Net zoals meer transparantie vereist is over de financiële bestedingen van UAntwerpen (denk aan de beleggingen waar de commissie ethisch beleggen zelfs geen zicht op krijgt, zie vorige dwars), zo is transparantie vereist aan de inkomstenzijde. Als het UAntwerpen echt menens is als het gaat over academische onafhankelijkheid, kijkt ze niet louter naar de individuele onderzoeker, maar betonneert ze die structureel. Als duurzaamheid voor UAntwerpen meer is dan een verplicht imagonummertje, komt ze de consequenties van door de fossiele industrie betaalde onderzoeken onder ogen. Volgend jaar vinden de rectorverkiezingen plaats. Laat dit debat meer dan een voetnoot in de campagnes zijn.

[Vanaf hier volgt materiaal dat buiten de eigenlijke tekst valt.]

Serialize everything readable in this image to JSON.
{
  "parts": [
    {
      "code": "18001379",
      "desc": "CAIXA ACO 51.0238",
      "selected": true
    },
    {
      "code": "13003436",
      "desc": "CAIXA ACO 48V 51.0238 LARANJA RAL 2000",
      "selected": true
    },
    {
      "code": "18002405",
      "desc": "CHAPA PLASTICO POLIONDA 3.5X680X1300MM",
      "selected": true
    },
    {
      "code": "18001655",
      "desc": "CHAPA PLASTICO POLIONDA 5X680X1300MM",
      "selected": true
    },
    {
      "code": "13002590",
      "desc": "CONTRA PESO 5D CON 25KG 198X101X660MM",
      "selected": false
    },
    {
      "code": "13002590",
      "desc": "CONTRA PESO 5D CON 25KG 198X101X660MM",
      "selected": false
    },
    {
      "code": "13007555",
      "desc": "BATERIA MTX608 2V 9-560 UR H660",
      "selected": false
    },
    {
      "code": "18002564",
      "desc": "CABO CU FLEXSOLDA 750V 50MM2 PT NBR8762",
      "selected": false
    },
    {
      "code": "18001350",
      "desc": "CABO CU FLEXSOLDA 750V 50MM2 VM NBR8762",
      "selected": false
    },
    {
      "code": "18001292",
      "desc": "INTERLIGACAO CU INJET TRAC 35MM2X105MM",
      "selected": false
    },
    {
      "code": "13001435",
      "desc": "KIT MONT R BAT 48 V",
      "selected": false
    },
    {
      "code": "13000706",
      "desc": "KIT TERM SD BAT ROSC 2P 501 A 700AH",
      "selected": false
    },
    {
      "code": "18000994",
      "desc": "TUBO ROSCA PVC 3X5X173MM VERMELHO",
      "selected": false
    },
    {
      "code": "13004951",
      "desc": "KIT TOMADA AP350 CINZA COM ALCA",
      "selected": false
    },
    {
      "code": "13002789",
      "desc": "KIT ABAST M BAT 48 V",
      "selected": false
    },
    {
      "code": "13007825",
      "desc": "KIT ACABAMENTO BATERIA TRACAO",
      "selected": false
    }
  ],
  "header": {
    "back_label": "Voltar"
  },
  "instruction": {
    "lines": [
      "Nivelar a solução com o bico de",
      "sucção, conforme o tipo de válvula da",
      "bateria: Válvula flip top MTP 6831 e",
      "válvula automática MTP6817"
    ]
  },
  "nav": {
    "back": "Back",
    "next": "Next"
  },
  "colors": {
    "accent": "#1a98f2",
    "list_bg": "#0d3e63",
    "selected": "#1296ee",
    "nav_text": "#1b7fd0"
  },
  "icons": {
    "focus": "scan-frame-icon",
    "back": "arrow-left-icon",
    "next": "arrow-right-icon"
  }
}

geen standpunt over fossiele onderzoeken
Ik vroeg de universiteit naar haar standpunt omtrent onderzoeken gefinancierd door de fossiele industrie. “Op dit moment heeft UAntwerpen daar geen formeel standpunt over. Wel is het zo dat wij als instelling de zaken niet louter zwart-wit bekijken, maar een problematiek vanuit verschillende perspectieven benaderen. Zo impliceert fossil free research bijvoorbeeld dat je niet langer inzet op het kunnen innoveren van chemische bedrijven en hun processen van binnenuit. Er zijn ook verschillende types van samenwerking mogelijk met dergelijke bedrijven. Zo is het beperkt aantal opdrachten dat de Universiteit Antwerpen aanvaardt van dergelijke opdrachtgevers er in hoofdzaak op gericht om duurzame alternatieven te zoeken of de veiligheid en optimalisatie van bestaande processen te faciliteren. In het algemeen is duurzaamheid een belangrijk begrip voor de Universiteit Antwerpen en zetten wij volop in op maatschappelijk verantwoord ondernemen.”